We saw the buffleheads again on our walk this afternoon, but they were even farther out in the water than yesterday. So instead I’ll show you a photo of a different species I saw today, although this photo is not from last week: a downy woodpecker.
Why are downy woodpeckers called “downy”? While I may not know where hairy woodpeckers get their name, the source of this bird’s English name is much clearer. Just look at the downy tufts around the base of her beak and billowing out from beneath her wings. Males have the same downy feathers, and also a little red dot at the back of their head.
Ignoring the down, downy woodpeckers look much like miniature versions of hairy woodpeckers. Both species are members of the same genus, Picoides. Downy woodpeckers are Picoides pubescens and hairy woodpeckers are Picoides villosus. In a rarity for scientific nomenclature, their Latin names mean pretty much the same thing as their English names. Picoides comes from picus, which means “woodpecker”; pubescens and vollusus come from different Latin root words for hair.
Downy woodpeckers are the smallest woodpecker I see on a regular basis, just about the size of a sparrow.
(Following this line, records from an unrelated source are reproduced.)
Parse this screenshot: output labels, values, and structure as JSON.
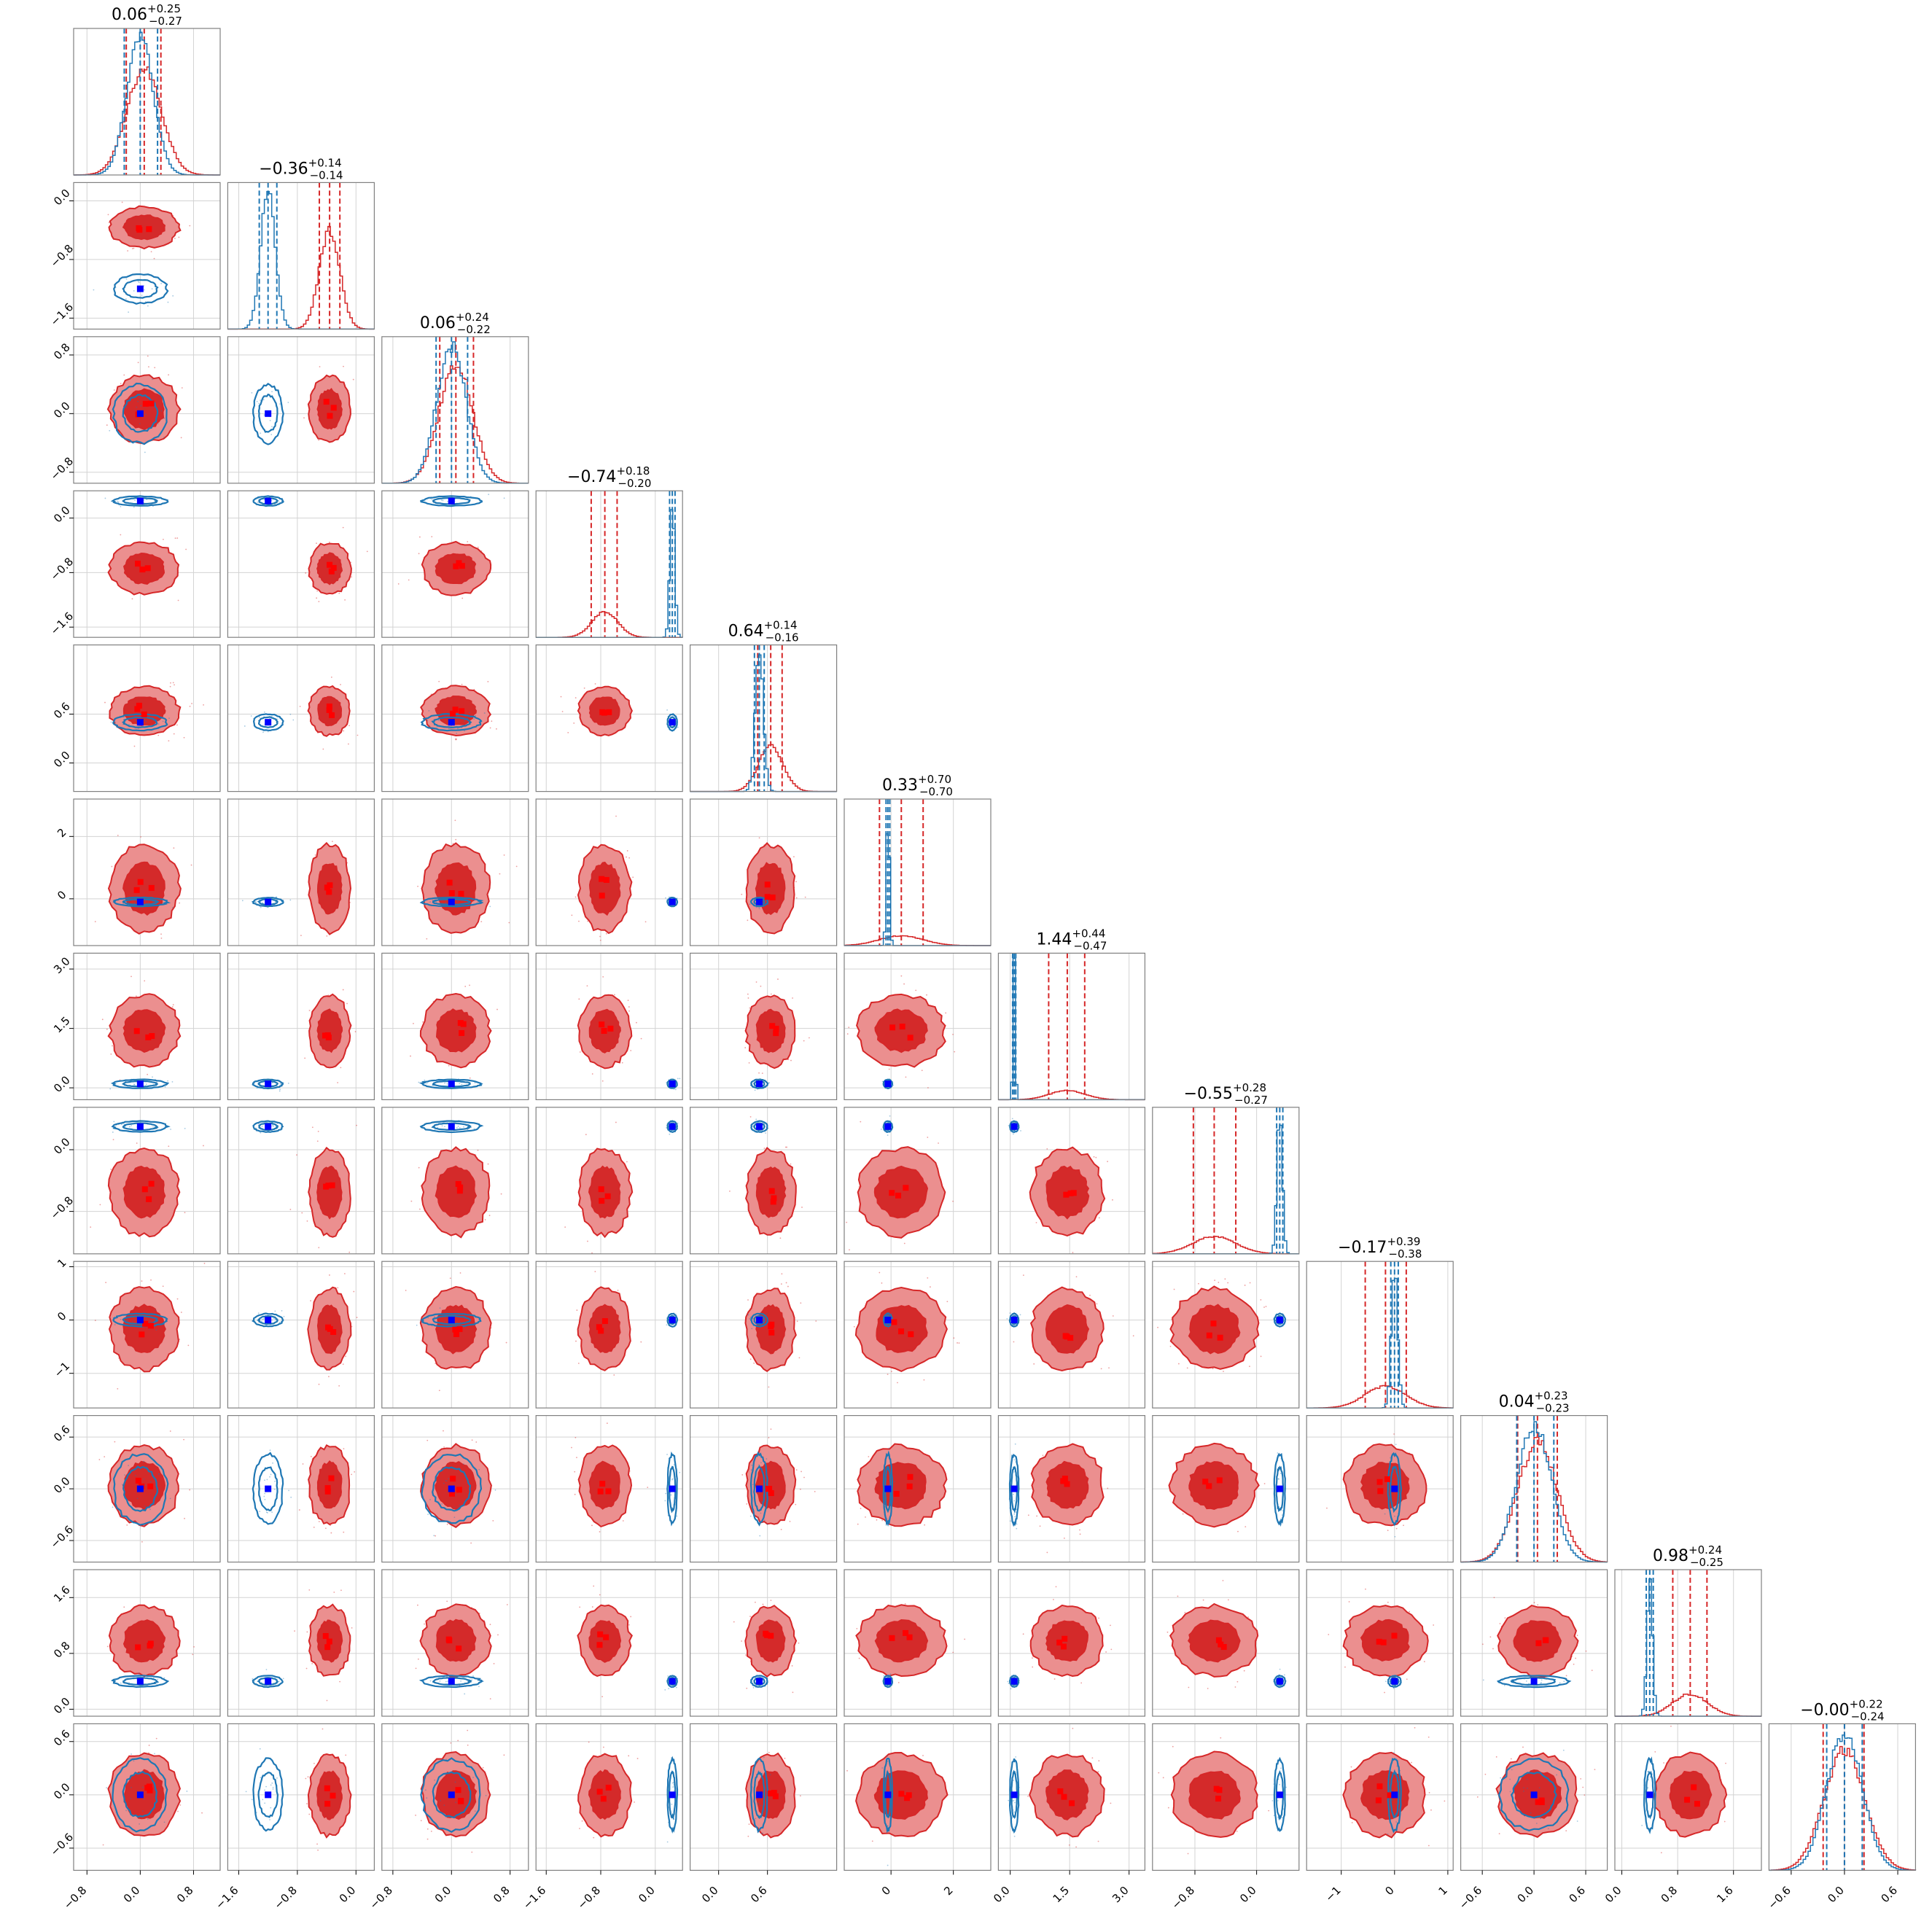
{
  "chart_data": {
    "type": "corner",
    "n_params": 12,
    "titles": [
      {
        "median": "0.06",
        "plus": "+0.25",
        "minus": "−0.27"
      },
      {
        "median": "−0.36",
        "plus": "+0.14",
        "minus": "−0.14"
      },
      {
        "median": "0.06",
        "plus": "+0.24",
        "minus": "−0.22"
      },
      {
        "median": "−0.74",
        "plus": "+0.18",
        "minus": "−0.20"
      },
      {
        "median": "0.64",
        "plus": "+0.14",
        "minus": "−0.16"
      },
      {
        "median": "0.33",
        "plus": "+0.70",
        "minus": "−0.70"
      },
      {
        "median": "1.44",
        "plus": "+0.44",
        "minus": "−0.47"
      },
      {
        "median": "−0.55",
        "plus": "+0.28",
        "minus": "−0.27"
      },
      {
        "median": "−0.17",
        "plus": "+0.39",
        "minus": "−0.38"
      },
      {
        "median": "0.04",
        "plus": "+0.23",
        "minus": "−0.23"
      },
      {
        "median": "0.98",
        "plus": "+0.24",
        "minus": "−0.25"
      },
      {
        "median": "−0.00",
        "plus": "+0.22",
        "minus": "−0.24"
      }
    ],
    "params": [
      {
        "range": [
          -1.0,
          1.2
        ],
        "ticks": [
          -0.8,
          0.0,
          0.8
        ],
        "labels": [
          "−0.8",
          "0.0",
          "0.8"
        ],
        "red": {
          "mean": 0.06,
          "sd": 0.26,
          "q": [
            -0.21,
            0.31
          ]
        },
        "blue": {
          "mean": 0.0,
          "sd": 0.2,
          "q": [
            -0.24,
            0.26
          ]
        },
        "truth": 0.0
      },
      {
        "range": [
          -1.75,
          0.25
        ],
        "ticks": [
          -1.6,
          -0.8,
          0.0
        ],
        "labels": [
          "−1.6",
          "−0.8",
          "0.0"
        ],
        "red": {
          "mean": -0.36,
          "sd": 0.14,
          "q": [
            -0.5,
            -0.22
          ]
        },
        "blue": {
          "mean": -1.2,
          "sd": 0.1,
          "q": [
            -1.32,
            -1.08
          ]
        },
        "truth": -1.2
      },
      {
        "range": [
          -0.95,
          1.05
        ],
        "ticks": [
          -0.8,
          0.0,
          0.8
        ],
        "labels": [
          "−0.8",
          "0.0",
          "0.8"
        ],
        "red": {
          "mean": 0.06,
          "sd": 0.23,
          "q": [
            -0.16,
            0.3
          ]
        },
        "blue": {
          "mean": 0.0,
          "sd": 0.2,
          "q": [
            -0.21,
            0.22
          ]
        },
        "truth": 0.0
      },
      {
        "range": [
          -1.75,
          0.4
        ],
        "ticks": [
          -1.6,
          -0.8,
          0.0
        ],
        "labels": [
          "−1.6",
          "−0.8",
          "0.0"
        ],
        "red": {
          "mean": -0.74,
          "sd": 0.19,
          "q": [
            -0.94,
            -0.56
          ]
        },
        "blue": {
          "mean": 0.25,
          "sd": 0.035,
          "q": [
            0.21,
            0.29
          ]
        },
        "truth": 0.25
      },
      {
        "range": [
          -0.35,
          1.45
        ],
        "ticks": [
          0.0,
          0.6
        ],
        "labels": [
          "0.0",
          "0.6"
        ],
        "red": {
          "mean": 0.64,
          "sd": 0.15,
          "q": [
            0.48,
            0.78
          ]
        },
        "blue": {
          "mean": 0.5,
          "sd": 0.05,
          "q": [
            0.44,
            0.56
          ]
        },
        "truth": 0.5
      },
      {
        "range": [
          -1.5,
          3.2
        ],
        "ticks": [
          0,
          2
        ],
        "labels": [
          "0",
          "2"
        ],
        "red": {
          "mean": 0.33,
          "sd": 0.7,
          "q": [
            -0.37,
            1.03
          ]
        },
        "blue": {
          "mean": -0.1,
          "sd": 0.05,
          "q": [
            -0.16,
            -0.04
          ]
        },
        "truth": -0.1
      },
      {
        "range": [
          -0.3,
          3.4
        ],
        "ticks": [
          0.0,
          1.5,
          3.0
        ],
        "labels": [
          "0.0",
          "1.5",
          "3.0"
        ],
        "red": {
          "mean": 1.44,
          "sd": 0.45,
          "q": [
            0.97,
            1.88
          ]
        },
        "blue": {
          "mean": 0.1,
          "sd": 0.03,
          "q": [
            0.06,
            0.14
          ]
        },
        "truth": 0.1
      },
      {
        "range": [
          -1.35,
          0.55
        ],
        "ticks": [
          -0.8,
          0.0
        ],
        "labels": [
          "−0.8",
          "0.0"
        ],
        "red": {
          "mean": -0.55,
          "sd": 0.28,
          "q": [
            -0.82,
            -0.27
          ]
        },
        "blue": {
          "mean": 0.3,
          "sd": 0.035,
          "q": [
            0.26,
            0.34
          ]
        },
        "truth": 0.3
      },
      {
        "range": [
          -1.65,
          1.1
        ],
        "ticks": [
          -1,
          0,
          1
        ],
        "labels": [
          "−1",
          "0",
          "1"
        ],
        "red": {
          "mean": -0.17,
          "sd": 0.38,
          "q": [
            -0.55,
            0.22
          ]
        },
        "blue": {
          "mean": 0.0,
          "sd": 0.06,
          "q": [
            -0.07,
            0.07
          ]
        },
        "truth": 0.0
      },
      {
        "range": [
          -0.85,
          0.85
        ],
        "ticks": [
          -0.6,
          0.0,
          0.6
        ],
        "labels": [
          "−0.6",
          "0.0",
          "0.6"
        ],
        "red": {
          "mean": 0.04,
          "sd": 0.23,
          "q": [
            -0.19,
            0.27
          ]
        },
        "blue": {
          "mean": 0.0,
          "sd": 0.2,
          "q": [
            -0.2,
            0.23
          ]
        },
        "truth": 0.0
      },
      {
        "range": [
          -0.1,
          2.0
        ],
        "ticks": [
          0.0,
          0.8,
          1.6
        ],
        "labels": [
          "0.0",
          "0.8",
          "1.6"
        ],
        "red": {
          "mean": 0.98,
          "sd": 0.25,
          "q": [
            0.73,
            1.22
          ]
        },
        "blue": {
          "mean": 0.4,
          "sd": 0.04,
          "q": [
            0.35,
            0.45
          ]
        },
        "truth": 0.4
      },
      {
        "range": [
          -0.85,
          0.8
        ],
        "ticks": [
          -0.6,
          0.0,
          0.6
        ],
        "labels": [
          "−0.6",
          "0.0",
          "0.6"
        ],
        "red": {
          "mean": 0.0,
          "sd": 0.23,
          "q": [
            -0.24,
            0.22
          ]
        },
        "blue": {
          "mean": 0.0,
          "sd": 0.2,
          "q": [
            -0.2,
            0.2
          ]
        },
        "truth": 0.0
      }
    ],
    "colors": {
      "red_line": "#d62728",
      "red_dark": "#d42a2a",
      "red_light": "#eb8f8f",
      "blue_line": "#1f77b4",
      "truth_marker": "#0000ff",
      "red_marker": "#ff0000",
      "grid": "#d3d3d3",
      "frame": "#808080"
    }
  }
}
When it’s cloudy and gray like today, it can be a challenge to identify them. It fact, I first mistook the one I saw this afternoon for a sparrow or other little brown job, because it was sitting on a bare branch and I couldn’t make out its distinctive black-and-white pattern against the glare of the cloudy sky. When the downy woodpecker began to hop toward the trunk, I began to suspect its true identity, and finally when it was next to the truck I got a better look and saw that it was most definitely not a sparrow.
As I mentioned the other day, they seem to travel in larger groups than the other woodpeckers. I’ve counted as many as ten on one tree before, and with all the flitting around they do, I’ve probably missed a few in my counts. And like most small birds, they are pretty darn adorable.